Manusia memang hidup dalam serba-dua kemungkinan: siang dan malam, sehat dan
sakit, hidup dan mati, aman dan taka man, dan sebagainya.
وَمِنْ
كُلِّ شَيْءٍ خَلَقْنَا زَوْجَيْنِ لَعَلَّكُمْ تَذَكَّرُونَ (٤٩)
“Dan segala sesuatu Kami ciptakan berpasang-pasangan supaya kamu mengingat
kebesaran Allah” (QS Adz-Dzariat[51]: 49).
Dalam Tafsir Jalalain dijelaskan, ayat tersebut bermakna bahwa pencipta segala yang berpasangan
adalah satu, yakni Allah, maka sembahlah Allah (Syekh Jalaluddin, h. 377).
Artinya, di balik keberpasangan setiap kondisi tersebut ada Dzat Tunggal yang
perlu disadari. Allah subhanahu wata’ala adalah satu-satunya tempat bergantung, kembali, dan berserah diri.

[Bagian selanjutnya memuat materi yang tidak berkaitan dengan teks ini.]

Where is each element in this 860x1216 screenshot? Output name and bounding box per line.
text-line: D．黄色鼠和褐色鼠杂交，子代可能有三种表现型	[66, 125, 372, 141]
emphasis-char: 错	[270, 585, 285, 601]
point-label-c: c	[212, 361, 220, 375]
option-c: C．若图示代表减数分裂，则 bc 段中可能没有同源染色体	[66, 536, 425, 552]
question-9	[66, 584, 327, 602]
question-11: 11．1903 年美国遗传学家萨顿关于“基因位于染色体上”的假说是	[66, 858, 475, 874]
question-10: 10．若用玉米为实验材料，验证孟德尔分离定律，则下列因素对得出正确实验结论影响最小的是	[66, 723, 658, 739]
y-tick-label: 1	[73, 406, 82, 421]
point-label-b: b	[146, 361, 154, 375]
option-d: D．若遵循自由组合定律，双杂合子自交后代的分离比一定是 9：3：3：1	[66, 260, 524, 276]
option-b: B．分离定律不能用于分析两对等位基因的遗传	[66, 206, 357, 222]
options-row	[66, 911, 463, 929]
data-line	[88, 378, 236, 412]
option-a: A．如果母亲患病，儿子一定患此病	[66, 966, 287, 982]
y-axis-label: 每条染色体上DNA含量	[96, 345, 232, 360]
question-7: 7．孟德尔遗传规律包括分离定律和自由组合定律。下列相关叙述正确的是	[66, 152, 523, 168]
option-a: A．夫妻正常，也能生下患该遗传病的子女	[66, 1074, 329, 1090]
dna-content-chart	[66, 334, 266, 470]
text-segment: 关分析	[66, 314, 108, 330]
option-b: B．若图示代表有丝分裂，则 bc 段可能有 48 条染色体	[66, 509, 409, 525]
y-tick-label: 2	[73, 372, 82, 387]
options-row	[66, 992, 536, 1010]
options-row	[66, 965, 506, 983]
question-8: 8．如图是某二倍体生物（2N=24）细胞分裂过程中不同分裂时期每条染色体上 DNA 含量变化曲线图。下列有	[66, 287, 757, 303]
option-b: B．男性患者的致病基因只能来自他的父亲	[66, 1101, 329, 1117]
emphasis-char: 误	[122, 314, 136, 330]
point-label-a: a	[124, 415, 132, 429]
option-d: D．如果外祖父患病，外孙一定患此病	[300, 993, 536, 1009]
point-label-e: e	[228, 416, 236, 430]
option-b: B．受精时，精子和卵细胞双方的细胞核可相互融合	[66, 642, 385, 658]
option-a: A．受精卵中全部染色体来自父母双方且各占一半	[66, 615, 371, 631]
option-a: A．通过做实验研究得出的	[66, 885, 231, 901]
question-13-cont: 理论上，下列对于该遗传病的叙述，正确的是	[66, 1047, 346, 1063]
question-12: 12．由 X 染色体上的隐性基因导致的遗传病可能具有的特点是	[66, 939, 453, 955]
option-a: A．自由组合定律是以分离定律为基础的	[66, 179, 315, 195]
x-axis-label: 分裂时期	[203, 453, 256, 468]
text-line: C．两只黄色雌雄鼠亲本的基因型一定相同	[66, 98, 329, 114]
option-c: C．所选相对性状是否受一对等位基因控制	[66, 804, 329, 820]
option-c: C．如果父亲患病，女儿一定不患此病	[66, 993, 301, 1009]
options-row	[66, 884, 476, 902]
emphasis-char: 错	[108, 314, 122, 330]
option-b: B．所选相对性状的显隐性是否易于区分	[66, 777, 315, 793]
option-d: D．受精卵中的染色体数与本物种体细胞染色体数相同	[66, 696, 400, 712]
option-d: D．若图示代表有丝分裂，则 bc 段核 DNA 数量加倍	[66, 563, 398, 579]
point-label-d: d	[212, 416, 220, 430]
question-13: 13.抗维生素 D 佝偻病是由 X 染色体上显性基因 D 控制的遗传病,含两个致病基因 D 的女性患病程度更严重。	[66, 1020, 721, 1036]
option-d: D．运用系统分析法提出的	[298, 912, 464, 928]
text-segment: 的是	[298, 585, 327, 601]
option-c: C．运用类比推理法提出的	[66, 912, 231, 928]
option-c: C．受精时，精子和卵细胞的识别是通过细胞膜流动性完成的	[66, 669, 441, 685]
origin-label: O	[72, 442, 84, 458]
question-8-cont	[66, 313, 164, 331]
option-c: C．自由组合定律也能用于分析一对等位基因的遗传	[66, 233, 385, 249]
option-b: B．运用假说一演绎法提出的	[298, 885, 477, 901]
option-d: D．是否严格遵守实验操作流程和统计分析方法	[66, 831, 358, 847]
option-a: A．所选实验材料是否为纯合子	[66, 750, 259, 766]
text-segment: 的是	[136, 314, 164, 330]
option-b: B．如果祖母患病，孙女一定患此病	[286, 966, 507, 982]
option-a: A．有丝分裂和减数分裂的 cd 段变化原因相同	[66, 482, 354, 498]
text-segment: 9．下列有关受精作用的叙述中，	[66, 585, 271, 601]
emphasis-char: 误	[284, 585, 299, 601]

Bersamaan dengan datangnya tahun baru, Indonesia mengalami berbagai
musibah, mulai dari angin besar, banjir, tanah longsor, kecelakaan, dan
lainnya. Yang perlu disikapi dari musibah ini adalah mengembalikan semuanya
kepada Yang Maha Memiliki, Allah subahanhu wata’ala. Bumi, langit, dan seisinya adalah milik Allah maka Allah berhak mau
menjadikannya seperti apa. Bahkan seandainya seluruhnya diluluhlantakkan
manusia tidak akan bisa berbuat apa-apa.
Namun demikian, manusia juga harus bermuhasabah (introspeksi), apakah
musibah yang ia terima merupakan bentuk ujian, peringatan, atau yang lain.

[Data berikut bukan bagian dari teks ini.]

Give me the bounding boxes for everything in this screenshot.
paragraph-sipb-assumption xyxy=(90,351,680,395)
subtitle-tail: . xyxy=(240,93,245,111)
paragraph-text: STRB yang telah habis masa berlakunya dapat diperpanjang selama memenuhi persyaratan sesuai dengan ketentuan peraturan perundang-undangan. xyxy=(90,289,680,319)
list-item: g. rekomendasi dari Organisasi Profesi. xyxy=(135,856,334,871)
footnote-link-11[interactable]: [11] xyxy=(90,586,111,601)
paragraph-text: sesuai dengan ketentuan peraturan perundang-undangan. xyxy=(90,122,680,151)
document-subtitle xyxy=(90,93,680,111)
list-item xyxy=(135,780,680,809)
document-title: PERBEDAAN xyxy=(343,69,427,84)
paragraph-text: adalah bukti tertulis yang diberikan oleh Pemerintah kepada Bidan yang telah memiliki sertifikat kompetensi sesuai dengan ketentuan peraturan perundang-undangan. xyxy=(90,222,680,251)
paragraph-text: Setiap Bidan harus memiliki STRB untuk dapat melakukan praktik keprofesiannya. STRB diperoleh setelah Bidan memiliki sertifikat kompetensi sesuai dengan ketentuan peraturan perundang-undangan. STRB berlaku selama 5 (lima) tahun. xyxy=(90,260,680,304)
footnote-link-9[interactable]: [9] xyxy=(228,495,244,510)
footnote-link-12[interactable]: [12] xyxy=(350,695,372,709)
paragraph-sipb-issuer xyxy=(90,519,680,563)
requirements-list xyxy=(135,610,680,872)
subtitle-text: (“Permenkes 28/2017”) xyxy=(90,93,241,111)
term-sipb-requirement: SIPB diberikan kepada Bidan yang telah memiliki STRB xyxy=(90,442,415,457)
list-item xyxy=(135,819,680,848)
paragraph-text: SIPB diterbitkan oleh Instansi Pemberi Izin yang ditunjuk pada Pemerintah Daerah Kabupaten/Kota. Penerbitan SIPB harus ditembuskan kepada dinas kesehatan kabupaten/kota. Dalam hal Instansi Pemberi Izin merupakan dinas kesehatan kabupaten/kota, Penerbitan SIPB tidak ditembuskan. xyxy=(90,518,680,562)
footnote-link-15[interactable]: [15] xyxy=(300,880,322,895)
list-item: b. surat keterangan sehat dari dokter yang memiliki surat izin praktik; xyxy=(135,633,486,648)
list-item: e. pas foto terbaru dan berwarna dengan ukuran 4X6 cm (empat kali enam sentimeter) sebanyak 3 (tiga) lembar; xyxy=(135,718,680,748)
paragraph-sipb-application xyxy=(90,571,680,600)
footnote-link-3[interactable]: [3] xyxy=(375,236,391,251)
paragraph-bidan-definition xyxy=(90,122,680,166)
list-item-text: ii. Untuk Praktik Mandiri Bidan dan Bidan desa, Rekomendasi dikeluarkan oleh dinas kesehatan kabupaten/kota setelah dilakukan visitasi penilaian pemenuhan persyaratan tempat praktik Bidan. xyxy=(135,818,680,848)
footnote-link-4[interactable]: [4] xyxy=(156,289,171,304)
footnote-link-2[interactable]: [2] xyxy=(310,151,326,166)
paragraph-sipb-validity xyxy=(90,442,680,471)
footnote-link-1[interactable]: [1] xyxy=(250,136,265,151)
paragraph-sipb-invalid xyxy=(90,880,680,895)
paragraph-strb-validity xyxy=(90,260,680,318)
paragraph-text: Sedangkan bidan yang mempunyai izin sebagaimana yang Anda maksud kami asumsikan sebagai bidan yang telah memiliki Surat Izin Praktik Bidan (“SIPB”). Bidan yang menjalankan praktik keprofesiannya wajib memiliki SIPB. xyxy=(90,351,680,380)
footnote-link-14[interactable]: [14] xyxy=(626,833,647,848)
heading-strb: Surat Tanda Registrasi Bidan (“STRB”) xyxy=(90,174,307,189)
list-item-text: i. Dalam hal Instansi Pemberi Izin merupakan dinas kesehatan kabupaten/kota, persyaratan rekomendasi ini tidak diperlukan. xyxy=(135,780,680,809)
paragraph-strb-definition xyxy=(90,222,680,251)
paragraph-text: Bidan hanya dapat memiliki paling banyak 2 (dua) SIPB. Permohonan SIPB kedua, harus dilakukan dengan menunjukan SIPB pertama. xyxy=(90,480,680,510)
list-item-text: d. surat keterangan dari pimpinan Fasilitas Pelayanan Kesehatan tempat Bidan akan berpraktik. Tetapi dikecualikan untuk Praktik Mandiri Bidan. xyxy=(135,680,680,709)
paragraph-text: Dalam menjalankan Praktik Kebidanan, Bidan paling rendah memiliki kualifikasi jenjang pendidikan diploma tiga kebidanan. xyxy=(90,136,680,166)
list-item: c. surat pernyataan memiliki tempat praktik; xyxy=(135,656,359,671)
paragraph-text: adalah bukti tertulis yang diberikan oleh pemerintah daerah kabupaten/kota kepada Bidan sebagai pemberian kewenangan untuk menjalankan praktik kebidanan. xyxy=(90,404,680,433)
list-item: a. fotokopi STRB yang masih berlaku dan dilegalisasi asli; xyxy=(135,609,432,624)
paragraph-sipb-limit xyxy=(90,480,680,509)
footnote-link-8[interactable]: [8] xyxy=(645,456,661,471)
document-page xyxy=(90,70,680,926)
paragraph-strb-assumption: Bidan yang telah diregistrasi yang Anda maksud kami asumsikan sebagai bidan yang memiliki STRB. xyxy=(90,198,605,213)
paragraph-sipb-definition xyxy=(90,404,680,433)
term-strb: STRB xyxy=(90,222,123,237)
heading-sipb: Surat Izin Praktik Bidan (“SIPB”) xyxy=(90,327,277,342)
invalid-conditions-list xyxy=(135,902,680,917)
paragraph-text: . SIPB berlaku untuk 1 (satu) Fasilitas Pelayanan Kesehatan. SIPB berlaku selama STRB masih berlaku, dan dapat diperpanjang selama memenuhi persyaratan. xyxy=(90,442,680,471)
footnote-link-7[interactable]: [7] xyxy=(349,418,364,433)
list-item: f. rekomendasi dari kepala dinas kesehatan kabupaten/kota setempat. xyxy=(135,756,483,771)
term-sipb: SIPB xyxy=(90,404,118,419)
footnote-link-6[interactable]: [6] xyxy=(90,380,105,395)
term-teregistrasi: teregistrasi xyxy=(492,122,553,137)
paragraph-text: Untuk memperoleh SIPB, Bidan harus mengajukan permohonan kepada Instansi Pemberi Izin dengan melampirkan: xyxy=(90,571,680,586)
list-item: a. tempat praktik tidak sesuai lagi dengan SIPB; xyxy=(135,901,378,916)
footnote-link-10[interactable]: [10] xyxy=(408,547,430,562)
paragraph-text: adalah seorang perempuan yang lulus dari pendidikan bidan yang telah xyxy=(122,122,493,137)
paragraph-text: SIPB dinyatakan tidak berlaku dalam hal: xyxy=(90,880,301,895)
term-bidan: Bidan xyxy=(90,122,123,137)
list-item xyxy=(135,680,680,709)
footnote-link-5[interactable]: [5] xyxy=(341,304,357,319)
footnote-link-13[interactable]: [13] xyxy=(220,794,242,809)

Sehingga, manusia lebih berhati-hati dalam menjaga amanah alam ini.
Allah berfirman:
ظَهَرَ
الْفَسَادُ فِي الْبَرِّ وَالْبَحْرِ بِمَا كَسَبَتْ أَيْدِي النَّاسِ
لِيُذِيقَهُمْ بَعْضَ الَّذِي عَمِلُوا لَعَلَّهُمْ يَرْجِعُونَ (٤١)

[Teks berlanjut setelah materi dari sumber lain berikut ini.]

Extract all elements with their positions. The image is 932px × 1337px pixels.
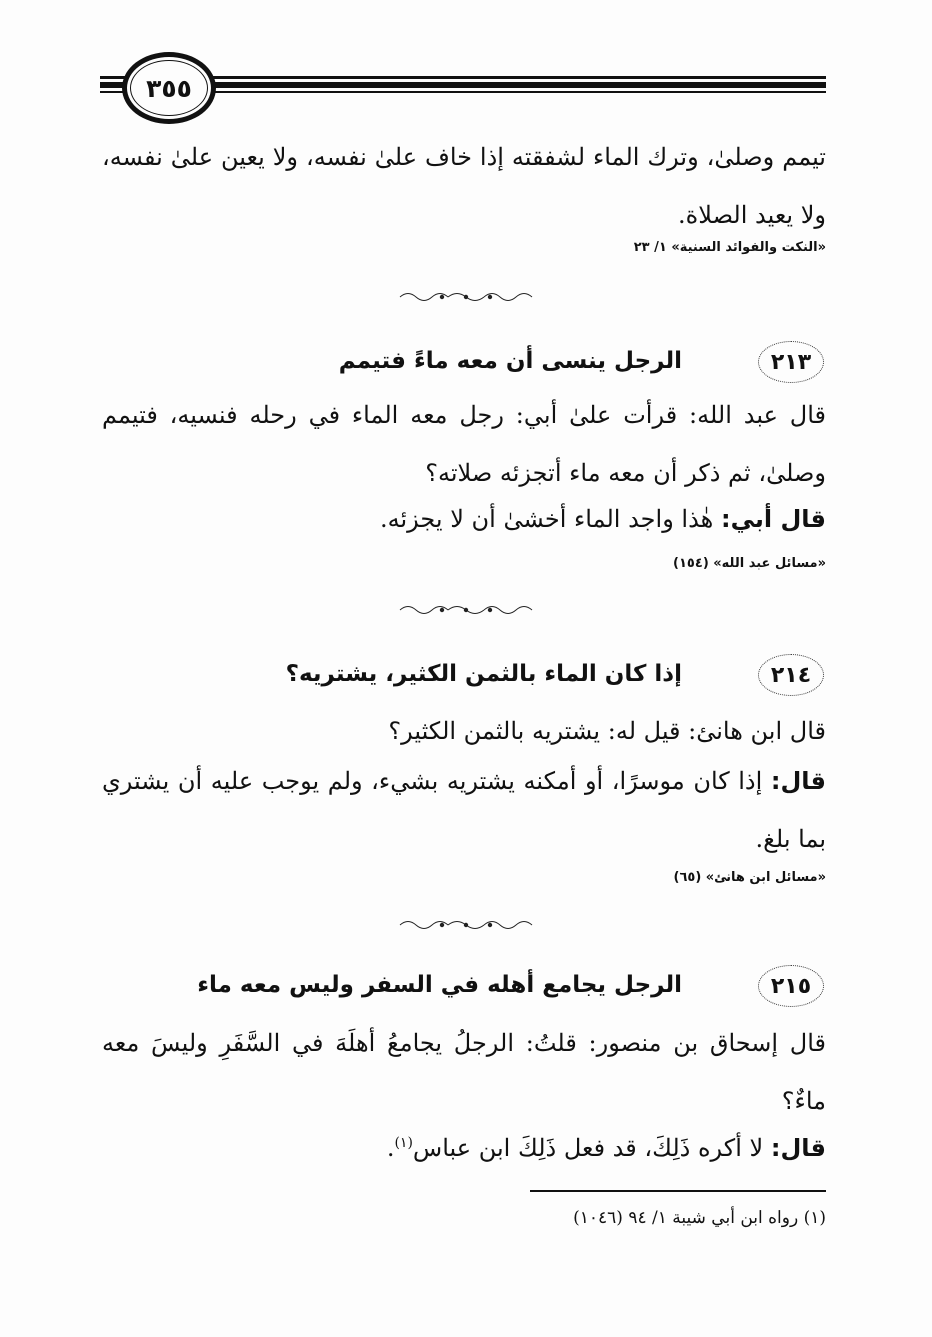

“Telah tampak kerusakan di darat dan di laut disebabkan karena perbuatan
tangan manusia, supaya Allah merasakan kepada mereka sebahagian dari (akibat)
perbuatan mereka, agar mereka kembali (ke jalan yang benar).(QS. Ar-rum[30]:
41).
Imam Jalaludin dalam Tafsir Jalalain menjelaskan lafal بِمَا كَسَبَتْ أَيْدِي النَّاسِ (karena perbuatan tangan manusia) dengan arti مِنَ
الْمَعَاصِى, yang berarti “karena maksiat”.
Artinya bahwa kerusakan di bumi ataupun di langit timbul karena ulah
manusia, persisnya sebab kemaksiatan yang mereka lakukan.
Kemaksiatan di sini tentu bukan hanya berbentuk pelanggaran atas norma “halal-haram”
yang biasa kita dengar, seperti minuman keras, berjudi, zina, atau sejenisnya.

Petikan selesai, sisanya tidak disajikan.